Following the mysterious death of Councillor Watkins by being impaled on a realistic scale model of Glastonbury Tor in February, an inquest has reached an open verdict. This has shocked many people, not least Chief Inspector Wilkinson who was convinced of foul play.
The inquest heard details about the events that resulted in Councillor Watkins’ untimely demise, and saw the instruction leaflet that the Chief Inspector believed had been altered to turn the mystical model into an instrument of death.
But in the absence of any other solid evidence, the instructions were not deemed to be sufficient evidence of a crime, and lacking a perpetrator, the police investigation brought forth no useful evidence and fizzled out.
Outside the court Chief Inspector Wilkinson made a statement to the press; “In our work the Glastonbury constabulary regularly have to confront the unpleasant side of life. Only last week we had to deal with a savage attack on some shoppers by a pack of Somerset Stranglers that had made their way onto Glastonbury High Street in search of cotton wool for their nests. But the death of Councillor Watkins has shocked everyone on the force. Forensics tell me that when the scale model of St. Michael’s Tower impaled Councillor Watkins it was travelling at such a speed that they still haven’t found all his teeth. But the thing is, despite the initial clue of the amended instructions, we haven’t been able to gather any other substantive evidence. There was a noticeable closing of ranks in both Town Council A and Town Council B.”
The Chief Inspector continued; “The only good that’s come of this is that we have been able to return the model of Glastonbury Tor to Watkins’ widow and she now has the correct version of the instructions. This means she is unlikely to type in the same deadly combination of dates that cause the model to become dangerous, so she should enjoy many years of enjoyment from it.”
Chief Inspector Wilkinson of the Glastonbury constabulary briefed the press this evening about the case of Councillor Gerald Watkins who was found in his office today impaled on a model of St. Michael’s Tower.
The tower sits majestically on top of the brand new scale model of Glastonbury Tor that according to police had just been unwrapped and turned on for the first time.
The National Trust are considering whether a product recall is necessary.

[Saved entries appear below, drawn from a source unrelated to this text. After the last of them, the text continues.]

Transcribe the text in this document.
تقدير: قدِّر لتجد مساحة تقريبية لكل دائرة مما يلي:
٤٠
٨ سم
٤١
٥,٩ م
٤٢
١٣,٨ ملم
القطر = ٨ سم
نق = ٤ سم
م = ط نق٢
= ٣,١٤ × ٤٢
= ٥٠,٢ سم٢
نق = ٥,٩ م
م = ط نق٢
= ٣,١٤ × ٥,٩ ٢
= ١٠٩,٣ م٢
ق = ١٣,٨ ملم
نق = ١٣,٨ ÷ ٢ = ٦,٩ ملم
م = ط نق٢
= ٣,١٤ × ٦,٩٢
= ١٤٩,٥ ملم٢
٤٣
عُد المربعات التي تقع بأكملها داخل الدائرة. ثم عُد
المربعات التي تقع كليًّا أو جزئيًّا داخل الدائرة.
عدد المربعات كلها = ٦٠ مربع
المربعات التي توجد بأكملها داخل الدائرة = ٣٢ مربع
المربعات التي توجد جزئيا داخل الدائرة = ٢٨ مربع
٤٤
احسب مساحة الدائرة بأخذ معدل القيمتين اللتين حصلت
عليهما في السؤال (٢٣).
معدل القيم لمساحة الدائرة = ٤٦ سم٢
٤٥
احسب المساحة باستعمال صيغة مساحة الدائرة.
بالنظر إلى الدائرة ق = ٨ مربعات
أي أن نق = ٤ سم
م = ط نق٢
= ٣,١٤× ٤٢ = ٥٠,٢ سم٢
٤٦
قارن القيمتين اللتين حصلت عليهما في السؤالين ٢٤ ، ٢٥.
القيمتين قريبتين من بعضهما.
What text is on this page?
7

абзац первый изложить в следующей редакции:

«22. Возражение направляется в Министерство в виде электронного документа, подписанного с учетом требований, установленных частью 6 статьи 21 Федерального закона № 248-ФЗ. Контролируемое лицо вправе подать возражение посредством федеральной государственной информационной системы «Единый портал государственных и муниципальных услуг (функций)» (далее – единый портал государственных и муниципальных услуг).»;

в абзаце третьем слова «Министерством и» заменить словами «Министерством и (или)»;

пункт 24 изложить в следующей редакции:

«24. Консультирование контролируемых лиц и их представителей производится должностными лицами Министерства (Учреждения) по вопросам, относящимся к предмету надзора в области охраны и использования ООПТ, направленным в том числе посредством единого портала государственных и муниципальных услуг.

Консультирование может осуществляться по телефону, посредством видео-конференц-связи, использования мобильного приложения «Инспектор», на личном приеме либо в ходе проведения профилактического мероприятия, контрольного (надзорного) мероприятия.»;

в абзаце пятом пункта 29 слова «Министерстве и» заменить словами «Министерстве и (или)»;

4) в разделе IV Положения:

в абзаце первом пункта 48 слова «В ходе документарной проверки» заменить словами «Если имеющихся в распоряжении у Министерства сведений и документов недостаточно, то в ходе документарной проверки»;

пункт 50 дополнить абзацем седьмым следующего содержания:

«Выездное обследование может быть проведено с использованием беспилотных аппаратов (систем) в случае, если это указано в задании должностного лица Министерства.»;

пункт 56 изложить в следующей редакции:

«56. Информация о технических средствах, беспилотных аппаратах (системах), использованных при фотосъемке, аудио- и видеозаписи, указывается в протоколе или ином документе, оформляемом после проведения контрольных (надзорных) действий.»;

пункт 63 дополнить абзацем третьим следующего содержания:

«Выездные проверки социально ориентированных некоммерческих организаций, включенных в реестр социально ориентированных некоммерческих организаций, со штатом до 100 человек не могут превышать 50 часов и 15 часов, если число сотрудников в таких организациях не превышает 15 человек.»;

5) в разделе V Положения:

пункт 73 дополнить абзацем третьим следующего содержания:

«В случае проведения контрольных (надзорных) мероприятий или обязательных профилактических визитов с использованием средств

Uther Henge, the chief mystical consultant for the National Trust stationed permanently at their gift shop at Glastonbury Tor offered an explanation; “The new scale model of the tor went on sale this week and is fully adjustable. Using the control panel you can type in a value for any year from the early thirteenth century when the tor was discovered, to the year 2050. Hydraulic motors alter the height of the model to be exactly to scale for the year you have selected. There is a clear warning in the instructions that you shouldn’t type in a value beyond 2030 unless you have a high ceiling.”
Henge continued; “I think what may have happened is that Councillor Watkins was leaning over his model and changed the setting from 1556, which was the date corresponding to the lowest recorded height of the tor, to 2050 which is the highest that the model can depict. The mist that tumbles down the slopes of the model may have concealed the fact that St. Michael’s Tower was heading for him at quite a speed and taken him by surprise.”
But Chief Inspector Wilkinson was clearly unhappy with this explanation; “When we arrived at the crime scene we found that the standard instructions had been replaced with a version that tells the user that in order to perform an initial setup of the model they should turn the tumbling mist to its full mystical setting, and then type 1556 into the control panel, followed immediately by 2050. A deadly combination. This model seems to have been a gift to Councillor Watkins from Glastonbury Town Council B, and we are worried that this is an unwelcome deterioration in the twin town triangulation dispute that has plagued the two councils this year.”